Really, Inception and Shutter Island are very similar movies. They both feature Leonardo DiCaprio as a man whose obsession with a lost loved one drives him into an unreal world. The difference, and the reason it's possible to care about his character in Inception but not Shutter Island, is that Inception, despite taking place largely in a world the movie tells you isn't real, goes out of its way to explain to you how things work in that unreal world, and unwaveringly abides by its own rules. Shutter Island has no rules, and as a result can't really surprise. Both movies mean to leave you wondering about what their final moments mean, but only Inception makes you feel like you could construct a reasonable answer if you retraced its steps.

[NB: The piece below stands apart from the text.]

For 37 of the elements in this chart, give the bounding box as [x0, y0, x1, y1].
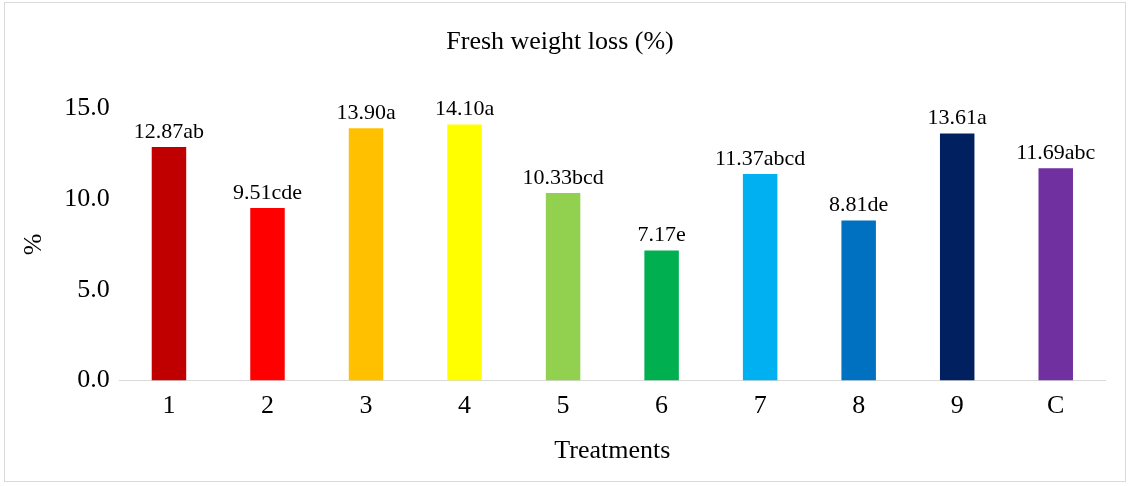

Departures surprised me as well, but not with any twists. It surprised me because it played with my own expectations of movies, especially romantic dramas. Relationships develop in a way that real world relationships often do, and I suspected that they would continue to do so. But main character Daigo Kobayashi proves himself to be stronger, perhaps better all around, than most people, and things resolve in a way that is in retrospect predictable, but didn't feel that way as it played out. As with Inception, I could get involved because I knew the rules. The surprise wasn't in finding out they weren't the rules after all, but in finding out that they could be subverted with enough hard work.

When I think back to some of my favorite twist endings, like those of Psycho and The Ring, it makes me sad that they've become such a cliche. I'm sure they can be made meaningful again, but not until they stop being taken for granted.

1 comment:

  1. A twist is an easy substitute for a stinger -- the powerful denouement or catharsis that any good story has. A good twist is always welcome, for sure, but because many writers are afraid of being predictable and thus boring, they resort to a twist ending. It seems it takes more and more balls to actually follow through on a plot conviction without a twist.